Anderson and Jackson said new donor restrictions also have affected the regional and national blood supplies.

For example, those who have traveled to a country where there is active transmission of the Zika virus must wait 28 days before they can donate blood, said Kent Corley, a spokesman for Blood Centers of the Pacific.

In addition, Anderson said, a new rule by the Food and Drug Administration regulating the level of iron in donated blood has led to a 1 to 2 percent increase in the number of men who are ineligible to donate. The decrease in supply is “more than we normally see seasonally,” Anderson said.

Corley also pointed to the impact recent consolidations in the blood service industry have had on local efforts to promote blood collections.

At Blood Centers of the Pacific’s 14,400-square-foot building on Bethards Drive, the scene is typical of blood collection operations. Donors sit in reclining chairs having their blood drawn or are hooked up to apheresis devices that separate out blood platelets.

But past the building’s blood collection and reception areas are rooms that reveal the dramatic effects of recent blood bank mergers. The building’s local laboratories, where blood was processed and tested after being drawn, and a once-bustling call center, where staff reached out to local residents to remind them of their civic duty, are all but empty. The rooms instead are filled with unused desks, office equipment and stacks of file boxes.

Those operations were consolidated in San Francisco when Blood Centers of the Pacific, the Bay Area’s largest blood bank, absorbed Blood Bank of the Redwoods. The move came three years after St. Joseph Health ended its 60-year relationship with the local blood bank and contracted with Blood Centers of the Pacific.

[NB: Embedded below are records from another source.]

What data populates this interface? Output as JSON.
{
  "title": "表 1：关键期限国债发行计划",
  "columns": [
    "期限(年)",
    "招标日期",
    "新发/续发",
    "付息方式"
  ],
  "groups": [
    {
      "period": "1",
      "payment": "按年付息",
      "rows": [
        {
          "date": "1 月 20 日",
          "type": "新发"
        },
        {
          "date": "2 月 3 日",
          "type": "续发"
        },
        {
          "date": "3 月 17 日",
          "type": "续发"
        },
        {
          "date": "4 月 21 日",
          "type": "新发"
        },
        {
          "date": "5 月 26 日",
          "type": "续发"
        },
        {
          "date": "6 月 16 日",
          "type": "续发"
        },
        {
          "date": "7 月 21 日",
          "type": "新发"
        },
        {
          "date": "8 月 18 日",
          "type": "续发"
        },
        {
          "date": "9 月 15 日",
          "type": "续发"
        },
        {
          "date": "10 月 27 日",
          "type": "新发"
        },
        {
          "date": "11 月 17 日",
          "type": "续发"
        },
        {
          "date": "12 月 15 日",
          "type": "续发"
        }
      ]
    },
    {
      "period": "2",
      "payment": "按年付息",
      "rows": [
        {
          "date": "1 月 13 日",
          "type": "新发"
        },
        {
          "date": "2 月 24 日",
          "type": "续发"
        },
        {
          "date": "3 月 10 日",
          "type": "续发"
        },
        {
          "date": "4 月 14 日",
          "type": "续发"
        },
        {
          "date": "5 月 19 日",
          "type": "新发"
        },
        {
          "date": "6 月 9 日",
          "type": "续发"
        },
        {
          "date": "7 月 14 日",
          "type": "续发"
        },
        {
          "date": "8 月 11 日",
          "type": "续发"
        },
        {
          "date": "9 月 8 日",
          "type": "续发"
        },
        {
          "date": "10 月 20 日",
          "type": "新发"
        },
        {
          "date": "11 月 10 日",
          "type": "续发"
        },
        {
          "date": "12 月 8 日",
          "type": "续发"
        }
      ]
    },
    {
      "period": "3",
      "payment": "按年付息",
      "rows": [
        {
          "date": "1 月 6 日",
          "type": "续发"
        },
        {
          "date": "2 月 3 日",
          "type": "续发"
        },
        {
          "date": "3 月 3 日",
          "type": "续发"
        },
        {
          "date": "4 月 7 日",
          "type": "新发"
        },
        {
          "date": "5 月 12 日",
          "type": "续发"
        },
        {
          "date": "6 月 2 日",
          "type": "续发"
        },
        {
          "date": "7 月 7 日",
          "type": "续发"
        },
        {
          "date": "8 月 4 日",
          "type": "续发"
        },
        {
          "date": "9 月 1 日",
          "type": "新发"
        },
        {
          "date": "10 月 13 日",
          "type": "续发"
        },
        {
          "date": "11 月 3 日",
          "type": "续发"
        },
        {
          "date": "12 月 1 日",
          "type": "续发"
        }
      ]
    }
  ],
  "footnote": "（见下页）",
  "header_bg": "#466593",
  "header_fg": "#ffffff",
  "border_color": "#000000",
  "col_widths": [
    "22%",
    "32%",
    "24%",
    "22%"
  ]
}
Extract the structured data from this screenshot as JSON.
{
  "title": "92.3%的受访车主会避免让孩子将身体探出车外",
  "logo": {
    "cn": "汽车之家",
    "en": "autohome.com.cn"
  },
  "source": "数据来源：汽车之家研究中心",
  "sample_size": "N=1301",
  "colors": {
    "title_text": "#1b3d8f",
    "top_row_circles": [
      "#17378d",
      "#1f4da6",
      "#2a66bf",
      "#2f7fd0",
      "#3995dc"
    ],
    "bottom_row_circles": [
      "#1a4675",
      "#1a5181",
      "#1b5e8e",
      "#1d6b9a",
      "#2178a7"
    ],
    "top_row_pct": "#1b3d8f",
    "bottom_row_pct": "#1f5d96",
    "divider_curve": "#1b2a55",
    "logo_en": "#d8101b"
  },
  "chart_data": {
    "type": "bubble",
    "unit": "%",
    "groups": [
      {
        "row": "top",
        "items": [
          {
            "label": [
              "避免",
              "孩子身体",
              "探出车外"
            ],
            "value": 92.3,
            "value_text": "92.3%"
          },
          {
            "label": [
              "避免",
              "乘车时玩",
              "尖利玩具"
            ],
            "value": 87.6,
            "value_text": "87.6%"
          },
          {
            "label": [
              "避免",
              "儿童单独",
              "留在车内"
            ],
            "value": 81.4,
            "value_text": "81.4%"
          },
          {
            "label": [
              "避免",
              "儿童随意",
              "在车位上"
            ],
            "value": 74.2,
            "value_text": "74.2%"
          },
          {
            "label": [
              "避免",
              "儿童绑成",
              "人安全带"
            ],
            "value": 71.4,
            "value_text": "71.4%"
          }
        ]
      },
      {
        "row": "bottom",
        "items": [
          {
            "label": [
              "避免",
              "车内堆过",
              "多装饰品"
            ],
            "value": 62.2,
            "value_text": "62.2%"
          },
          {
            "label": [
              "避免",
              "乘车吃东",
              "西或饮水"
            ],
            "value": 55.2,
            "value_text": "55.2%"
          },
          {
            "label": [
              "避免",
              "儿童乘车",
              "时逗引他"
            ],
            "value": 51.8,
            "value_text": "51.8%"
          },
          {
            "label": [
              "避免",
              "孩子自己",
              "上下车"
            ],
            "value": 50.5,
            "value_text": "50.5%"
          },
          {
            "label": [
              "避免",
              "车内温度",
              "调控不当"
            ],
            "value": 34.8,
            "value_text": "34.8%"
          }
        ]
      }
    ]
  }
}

Earlier this year, Blood Centers of the Pacific merged with Sacramento-based BloodSource. The two entities will keep their organization names and continue to serve their communities in Northern and Central California. Both operations are now part of Blood Systems, a Phoenix-area nonprofit blood collection organization that serves more than 700 hospitals in 24 states. Blood Centers of the Pacific had been affiliated with Blood Systems for the past 15 years.

Such mergers have been taking place across the country, Corley said, standing in the empty call center. Local outreach and community blood drives have been affected by these consolidations, he added.

But Anderson, Blood Centers of the Pacific’s regional director, said the mergers that essentially emptied out the local blood bank’s call center and lab “haven’t had a dramatic effect” on collections. She pointed to the increased blood usage by regional hospitals and seasonal demand as the real cause.

Each week, Blood Centers of the Pacific and its partner blood centers need at least 8,000 donors to meet the regional demand from about 100 hospitals throughout the Bay Area, Northern and Central California and northern Nevada, as well as international customers. What’s more, blood donations since Memorial Day have been extremely low, Corley said.

The shortage has the blood bank appealing to the public to donate.

On Monday, Phyllis Passantino, 75, of Santa Rosa visited the Blood Centers of the Pacific complex on Bethards Drive in Santa Rosa. Passantino said she’s been donating blood all her life, though she was forced to take a “cancer break” for about 25 years. Some people are not allowed to donate blood for a certain period after cancer treatment.

Passantino said many people in her family donate blood and she’s not sure why others wouldn’t.

“It meets a need that can only be filled by people donating blood,” she said.